Amarin chairman and chief executive Joe Zakrzewski said the company anticipated a commercial launch for the drug early next year. “This is an exciting time for Amarin and its stakeholders and for all those who have worked so hard over the last several years to make this approval a reality,” he said in a conference call shortly after the approval was announced late on Thursday.
“We continue to consider three potential paths for the marketing and sale of the product: an acquisition of Amarin, a strategic collaboraiton or self-commercialisation.”
Potential suitors include Astrazeneca, Pfizer and Abbott Labs.
The potential blockbuster is essentially a highly purified form of Omega 3 fish oil. It has been approved by the US Food and Drug Administration for the treatment of patients with very high levels of triglycerides.
Triglycerides are blood fats stored from food and then released in the body as energy. At normal levels they present little problem but at elevated levels, they are seen as increasing the risk of heart disease.
Amarin has secured approval for treating people with “very high triglycerides – levels above 500 milligrams/decilitre.
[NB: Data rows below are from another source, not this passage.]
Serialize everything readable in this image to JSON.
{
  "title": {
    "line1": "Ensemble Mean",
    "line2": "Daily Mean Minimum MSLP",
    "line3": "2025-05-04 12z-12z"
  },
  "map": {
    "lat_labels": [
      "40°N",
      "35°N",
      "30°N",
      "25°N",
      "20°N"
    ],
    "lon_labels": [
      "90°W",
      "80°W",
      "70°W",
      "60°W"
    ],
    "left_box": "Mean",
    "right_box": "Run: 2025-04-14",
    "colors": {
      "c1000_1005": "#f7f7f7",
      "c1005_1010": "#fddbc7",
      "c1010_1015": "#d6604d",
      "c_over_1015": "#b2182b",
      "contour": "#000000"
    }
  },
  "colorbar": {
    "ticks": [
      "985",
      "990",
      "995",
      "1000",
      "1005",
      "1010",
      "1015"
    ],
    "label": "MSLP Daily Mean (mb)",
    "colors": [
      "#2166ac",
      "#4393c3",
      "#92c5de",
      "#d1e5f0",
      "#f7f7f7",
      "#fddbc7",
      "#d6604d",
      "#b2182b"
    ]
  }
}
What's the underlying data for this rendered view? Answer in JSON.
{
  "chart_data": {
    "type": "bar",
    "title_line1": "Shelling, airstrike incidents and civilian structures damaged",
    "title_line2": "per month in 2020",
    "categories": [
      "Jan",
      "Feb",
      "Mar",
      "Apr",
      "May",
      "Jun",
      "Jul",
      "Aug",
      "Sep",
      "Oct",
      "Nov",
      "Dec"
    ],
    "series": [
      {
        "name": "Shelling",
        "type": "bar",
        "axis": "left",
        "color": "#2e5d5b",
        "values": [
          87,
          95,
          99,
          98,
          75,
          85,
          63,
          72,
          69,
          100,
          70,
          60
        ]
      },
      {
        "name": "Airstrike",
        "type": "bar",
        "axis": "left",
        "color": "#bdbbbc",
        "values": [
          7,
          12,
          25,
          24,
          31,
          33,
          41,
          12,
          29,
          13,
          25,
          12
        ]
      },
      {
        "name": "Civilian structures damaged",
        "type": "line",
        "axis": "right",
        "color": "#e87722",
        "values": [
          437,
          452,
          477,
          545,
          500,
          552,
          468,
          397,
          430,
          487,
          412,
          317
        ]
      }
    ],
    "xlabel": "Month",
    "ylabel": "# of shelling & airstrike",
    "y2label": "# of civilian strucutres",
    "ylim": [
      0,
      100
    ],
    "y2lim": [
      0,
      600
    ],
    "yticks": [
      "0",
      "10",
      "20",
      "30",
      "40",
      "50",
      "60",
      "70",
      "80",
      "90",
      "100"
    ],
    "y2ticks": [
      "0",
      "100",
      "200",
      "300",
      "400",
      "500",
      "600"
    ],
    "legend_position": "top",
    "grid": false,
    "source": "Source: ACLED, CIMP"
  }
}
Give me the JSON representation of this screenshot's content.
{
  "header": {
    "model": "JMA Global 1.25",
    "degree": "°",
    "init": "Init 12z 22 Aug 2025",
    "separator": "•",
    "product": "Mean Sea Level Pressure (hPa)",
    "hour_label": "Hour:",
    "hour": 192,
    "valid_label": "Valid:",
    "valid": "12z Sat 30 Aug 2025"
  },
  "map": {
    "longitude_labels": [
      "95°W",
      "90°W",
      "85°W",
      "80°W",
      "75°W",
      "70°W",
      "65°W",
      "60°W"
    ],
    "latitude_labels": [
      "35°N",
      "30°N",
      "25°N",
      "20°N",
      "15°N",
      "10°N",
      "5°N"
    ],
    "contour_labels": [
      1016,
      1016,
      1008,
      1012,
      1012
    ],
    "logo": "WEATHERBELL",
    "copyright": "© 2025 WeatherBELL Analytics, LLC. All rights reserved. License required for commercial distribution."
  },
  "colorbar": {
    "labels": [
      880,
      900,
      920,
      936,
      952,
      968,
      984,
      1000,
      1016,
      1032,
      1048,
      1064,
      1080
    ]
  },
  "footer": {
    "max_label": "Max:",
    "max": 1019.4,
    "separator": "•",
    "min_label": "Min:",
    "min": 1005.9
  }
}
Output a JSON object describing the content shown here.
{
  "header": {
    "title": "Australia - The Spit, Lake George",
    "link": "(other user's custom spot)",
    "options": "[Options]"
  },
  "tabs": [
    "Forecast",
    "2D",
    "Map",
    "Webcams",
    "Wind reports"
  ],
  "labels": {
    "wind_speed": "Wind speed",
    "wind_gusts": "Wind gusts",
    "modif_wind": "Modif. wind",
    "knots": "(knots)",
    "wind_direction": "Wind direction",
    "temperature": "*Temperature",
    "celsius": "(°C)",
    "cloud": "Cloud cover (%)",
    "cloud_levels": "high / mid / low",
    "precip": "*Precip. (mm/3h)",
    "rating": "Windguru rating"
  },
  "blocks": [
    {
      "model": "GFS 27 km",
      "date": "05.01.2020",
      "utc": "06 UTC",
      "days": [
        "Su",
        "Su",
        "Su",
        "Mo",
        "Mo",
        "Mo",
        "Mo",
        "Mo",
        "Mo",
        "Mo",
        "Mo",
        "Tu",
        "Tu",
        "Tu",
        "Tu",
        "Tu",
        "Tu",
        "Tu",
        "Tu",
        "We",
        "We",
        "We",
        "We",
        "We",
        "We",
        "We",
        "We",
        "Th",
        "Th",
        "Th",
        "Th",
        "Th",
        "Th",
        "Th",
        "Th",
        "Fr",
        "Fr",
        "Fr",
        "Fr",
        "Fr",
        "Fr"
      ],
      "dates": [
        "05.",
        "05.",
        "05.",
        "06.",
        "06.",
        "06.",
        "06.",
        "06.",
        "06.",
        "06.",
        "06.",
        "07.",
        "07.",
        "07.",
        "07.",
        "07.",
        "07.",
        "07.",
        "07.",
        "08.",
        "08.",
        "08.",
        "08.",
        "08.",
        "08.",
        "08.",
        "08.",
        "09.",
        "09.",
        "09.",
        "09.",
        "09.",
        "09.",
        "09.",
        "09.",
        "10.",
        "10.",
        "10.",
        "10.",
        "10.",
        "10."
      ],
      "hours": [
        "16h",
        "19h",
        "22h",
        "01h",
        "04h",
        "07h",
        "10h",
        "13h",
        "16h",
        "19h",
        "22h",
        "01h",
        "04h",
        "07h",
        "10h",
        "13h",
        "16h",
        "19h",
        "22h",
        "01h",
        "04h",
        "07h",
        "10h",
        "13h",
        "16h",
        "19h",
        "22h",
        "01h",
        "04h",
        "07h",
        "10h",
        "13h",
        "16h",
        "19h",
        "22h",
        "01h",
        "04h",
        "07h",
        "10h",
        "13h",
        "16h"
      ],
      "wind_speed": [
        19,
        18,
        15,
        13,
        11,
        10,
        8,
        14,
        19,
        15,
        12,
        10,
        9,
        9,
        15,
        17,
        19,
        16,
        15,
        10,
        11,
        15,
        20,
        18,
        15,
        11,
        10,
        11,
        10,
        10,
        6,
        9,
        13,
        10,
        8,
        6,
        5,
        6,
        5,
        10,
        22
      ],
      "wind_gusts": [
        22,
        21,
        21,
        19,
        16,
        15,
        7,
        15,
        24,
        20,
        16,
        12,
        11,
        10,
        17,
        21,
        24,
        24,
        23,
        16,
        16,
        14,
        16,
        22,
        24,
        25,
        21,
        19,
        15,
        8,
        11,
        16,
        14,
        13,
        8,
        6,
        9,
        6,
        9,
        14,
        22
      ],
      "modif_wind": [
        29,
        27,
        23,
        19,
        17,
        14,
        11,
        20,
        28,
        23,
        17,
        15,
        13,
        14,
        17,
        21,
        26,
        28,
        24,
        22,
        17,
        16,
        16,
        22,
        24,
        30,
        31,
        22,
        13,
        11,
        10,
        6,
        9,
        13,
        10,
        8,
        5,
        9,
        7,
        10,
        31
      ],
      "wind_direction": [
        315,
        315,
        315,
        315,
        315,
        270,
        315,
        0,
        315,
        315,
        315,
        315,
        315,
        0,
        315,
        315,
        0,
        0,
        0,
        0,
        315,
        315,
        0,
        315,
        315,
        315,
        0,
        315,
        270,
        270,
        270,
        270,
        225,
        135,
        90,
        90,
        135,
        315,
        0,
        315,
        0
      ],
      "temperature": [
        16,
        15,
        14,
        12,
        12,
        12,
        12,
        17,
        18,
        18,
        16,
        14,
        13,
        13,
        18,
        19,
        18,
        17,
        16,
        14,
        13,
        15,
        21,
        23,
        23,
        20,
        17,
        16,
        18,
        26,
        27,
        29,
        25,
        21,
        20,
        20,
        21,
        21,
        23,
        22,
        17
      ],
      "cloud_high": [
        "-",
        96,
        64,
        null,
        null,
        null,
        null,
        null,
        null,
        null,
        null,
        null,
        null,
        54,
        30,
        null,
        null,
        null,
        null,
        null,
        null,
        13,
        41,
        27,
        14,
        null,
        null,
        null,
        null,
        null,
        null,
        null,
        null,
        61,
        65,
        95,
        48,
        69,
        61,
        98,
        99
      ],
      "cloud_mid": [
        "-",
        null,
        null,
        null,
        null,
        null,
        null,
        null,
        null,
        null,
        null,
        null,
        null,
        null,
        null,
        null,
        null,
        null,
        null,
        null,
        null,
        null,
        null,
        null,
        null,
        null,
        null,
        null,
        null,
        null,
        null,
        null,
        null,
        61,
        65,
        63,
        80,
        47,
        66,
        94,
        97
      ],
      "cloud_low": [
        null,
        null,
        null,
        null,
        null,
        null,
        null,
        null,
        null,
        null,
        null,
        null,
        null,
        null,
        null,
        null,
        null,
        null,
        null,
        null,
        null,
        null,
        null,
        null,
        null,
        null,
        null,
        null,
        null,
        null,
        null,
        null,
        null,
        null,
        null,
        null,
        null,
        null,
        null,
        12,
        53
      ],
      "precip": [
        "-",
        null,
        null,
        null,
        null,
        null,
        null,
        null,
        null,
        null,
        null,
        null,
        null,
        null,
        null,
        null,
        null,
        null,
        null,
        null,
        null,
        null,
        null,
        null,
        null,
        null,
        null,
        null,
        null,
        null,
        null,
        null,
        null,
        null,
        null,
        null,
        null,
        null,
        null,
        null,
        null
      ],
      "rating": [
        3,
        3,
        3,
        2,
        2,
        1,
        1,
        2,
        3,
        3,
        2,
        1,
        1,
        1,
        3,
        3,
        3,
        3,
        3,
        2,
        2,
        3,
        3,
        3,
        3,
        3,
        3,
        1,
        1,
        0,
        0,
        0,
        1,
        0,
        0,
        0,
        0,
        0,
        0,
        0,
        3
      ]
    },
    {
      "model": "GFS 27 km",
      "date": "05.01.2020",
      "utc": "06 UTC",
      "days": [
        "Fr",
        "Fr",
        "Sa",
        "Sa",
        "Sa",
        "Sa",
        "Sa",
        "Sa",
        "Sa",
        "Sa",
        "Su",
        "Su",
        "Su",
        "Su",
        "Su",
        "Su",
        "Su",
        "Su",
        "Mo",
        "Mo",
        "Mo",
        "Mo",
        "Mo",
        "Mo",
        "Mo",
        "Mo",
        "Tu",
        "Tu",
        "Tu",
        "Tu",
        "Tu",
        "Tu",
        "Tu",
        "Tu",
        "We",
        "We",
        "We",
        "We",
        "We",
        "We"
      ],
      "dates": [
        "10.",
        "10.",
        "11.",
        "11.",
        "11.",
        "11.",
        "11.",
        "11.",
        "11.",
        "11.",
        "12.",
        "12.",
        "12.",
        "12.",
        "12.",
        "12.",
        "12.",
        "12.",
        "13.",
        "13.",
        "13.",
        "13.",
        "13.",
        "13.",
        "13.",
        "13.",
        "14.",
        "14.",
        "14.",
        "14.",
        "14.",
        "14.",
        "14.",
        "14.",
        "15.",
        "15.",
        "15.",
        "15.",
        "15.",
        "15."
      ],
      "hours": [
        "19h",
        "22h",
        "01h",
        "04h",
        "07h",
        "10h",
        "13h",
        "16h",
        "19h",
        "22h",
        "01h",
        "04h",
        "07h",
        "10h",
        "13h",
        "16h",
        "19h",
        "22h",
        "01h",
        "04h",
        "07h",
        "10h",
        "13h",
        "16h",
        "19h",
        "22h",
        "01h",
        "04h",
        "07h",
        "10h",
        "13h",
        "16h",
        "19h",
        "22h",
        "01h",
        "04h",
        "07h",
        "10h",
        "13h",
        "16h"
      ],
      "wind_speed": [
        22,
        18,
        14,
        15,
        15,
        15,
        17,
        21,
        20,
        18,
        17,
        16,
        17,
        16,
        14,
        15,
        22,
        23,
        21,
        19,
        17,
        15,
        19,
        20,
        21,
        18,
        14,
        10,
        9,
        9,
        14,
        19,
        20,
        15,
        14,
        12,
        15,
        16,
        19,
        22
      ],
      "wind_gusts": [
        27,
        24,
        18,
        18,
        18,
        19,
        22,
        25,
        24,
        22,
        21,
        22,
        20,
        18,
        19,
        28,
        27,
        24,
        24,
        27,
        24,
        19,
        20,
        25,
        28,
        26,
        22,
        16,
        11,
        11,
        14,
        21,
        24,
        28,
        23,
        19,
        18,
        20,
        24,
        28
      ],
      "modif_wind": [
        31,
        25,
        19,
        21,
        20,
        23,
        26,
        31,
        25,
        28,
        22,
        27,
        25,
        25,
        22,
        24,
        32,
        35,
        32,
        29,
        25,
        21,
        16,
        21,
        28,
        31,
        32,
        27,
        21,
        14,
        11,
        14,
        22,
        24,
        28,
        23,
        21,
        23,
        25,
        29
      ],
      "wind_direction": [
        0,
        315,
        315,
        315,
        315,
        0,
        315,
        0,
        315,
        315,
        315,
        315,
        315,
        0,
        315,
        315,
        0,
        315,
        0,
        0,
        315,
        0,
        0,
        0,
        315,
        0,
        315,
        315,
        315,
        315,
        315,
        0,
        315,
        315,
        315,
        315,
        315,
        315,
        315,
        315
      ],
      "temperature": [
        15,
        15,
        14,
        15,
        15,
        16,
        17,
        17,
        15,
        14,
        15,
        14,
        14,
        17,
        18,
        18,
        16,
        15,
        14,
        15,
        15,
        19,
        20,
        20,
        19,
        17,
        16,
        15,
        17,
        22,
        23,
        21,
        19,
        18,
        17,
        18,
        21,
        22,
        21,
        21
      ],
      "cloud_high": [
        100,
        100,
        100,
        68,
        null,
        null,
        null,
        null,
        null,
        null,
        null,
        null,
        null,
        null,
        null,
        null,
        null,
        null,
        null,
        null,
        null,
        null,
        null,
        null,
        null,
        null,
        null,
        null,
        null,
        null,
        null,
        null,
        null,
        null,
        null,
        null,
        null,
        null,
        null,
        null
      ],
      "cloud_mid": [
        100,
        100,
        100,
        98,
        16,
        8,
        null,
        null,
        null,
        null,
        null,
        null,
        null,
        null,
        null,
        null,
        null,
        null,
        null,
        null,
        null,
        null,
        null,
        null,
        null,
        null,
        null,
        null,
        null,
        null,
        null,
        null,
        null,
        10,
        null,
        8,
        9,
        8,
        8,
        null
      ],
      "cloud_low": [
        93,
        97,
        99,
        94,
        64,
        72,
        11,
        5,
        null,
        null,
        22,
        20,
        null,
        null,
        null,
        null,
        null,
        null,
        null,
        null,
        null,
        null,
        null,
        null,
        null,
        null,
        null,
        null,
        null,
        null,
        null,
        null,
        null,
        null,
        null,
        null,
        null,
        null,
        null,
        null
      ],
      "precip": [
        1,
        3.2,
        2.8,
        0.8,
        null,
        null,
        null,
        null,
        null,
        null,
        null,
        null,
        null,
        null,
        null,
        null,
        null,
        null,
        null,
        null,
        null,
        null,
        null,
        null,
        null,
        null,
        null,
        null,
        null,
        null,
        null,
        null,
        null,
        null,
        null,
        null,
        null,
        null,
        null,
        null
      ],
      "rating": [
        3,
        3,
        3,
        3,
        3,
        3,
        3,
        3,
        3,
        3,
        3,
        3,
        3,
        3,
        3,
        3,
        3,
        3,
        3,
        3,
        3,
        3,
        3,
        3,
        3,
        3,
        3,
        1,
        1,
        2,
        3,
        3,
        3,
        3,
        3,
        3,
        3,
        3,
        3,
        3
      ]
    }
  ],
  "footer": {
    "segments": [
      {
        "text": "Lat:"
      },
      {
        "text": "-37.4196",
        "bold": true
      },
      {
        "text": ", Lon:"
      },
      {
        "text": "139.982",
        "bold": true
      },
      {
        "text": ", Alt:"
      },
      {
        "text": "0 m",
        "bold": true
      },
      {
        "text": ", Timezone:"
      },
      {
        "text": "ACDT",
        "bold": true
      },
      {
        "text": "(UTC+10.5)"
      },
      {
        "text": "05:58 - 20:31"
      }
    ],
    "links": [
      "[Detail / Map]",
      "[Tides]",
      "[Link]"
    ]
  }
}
The drug, previously known as AMR101, was found in a phase II “Marine” trial to be effective in significantly reducing levels of the dangerous blood fats in such patients. Significantly, it did so without increasing the levels of low density lipoprotein, sometimes known as “bad cholesterol”. That is an issue for the only competing therapy in the market – GlaxosmithKline’s Lovaza.
Mr Zakrzewski said the company was very happy with the label agreed with the regulators.
Dr Manus Rogan, whose Fountain Healthcare Partners led a $70 million fundraising for Amarin in 2009, said the company was “delighted to have played a role” in its success.
“In October 2009, Amarin was within two weeks of bankruptcy,” he said. The fundriaising led by Fountain supported the two phase III trials – Marine and Anchor. “This resulted in a NDA [new drug applicaiton] submission and ultimately FDA approval yesterday.
“A very important drug is now approved for cardiovascular patients. This is clearly a multibillion-dollar product that will rival a Lipitor or Crestor in terms of sales.”
Amarin has not yet succeeded in securing regulatory approval for a wider patient populaton with triglyceride levels of between 200mg/dl and 500mg/dl, depsite finding in the Anchor trial that it was effective in reducing levels by 21.5 per cent in this population.
Approval for this group would, the company said previously, increase the target patient population tenfold to 40 million in the United States alone.
It has also not yet secured “new chemical entity” status from the FDA, which would give it patent protection for longer. A ruling on this application is expected by August 17th.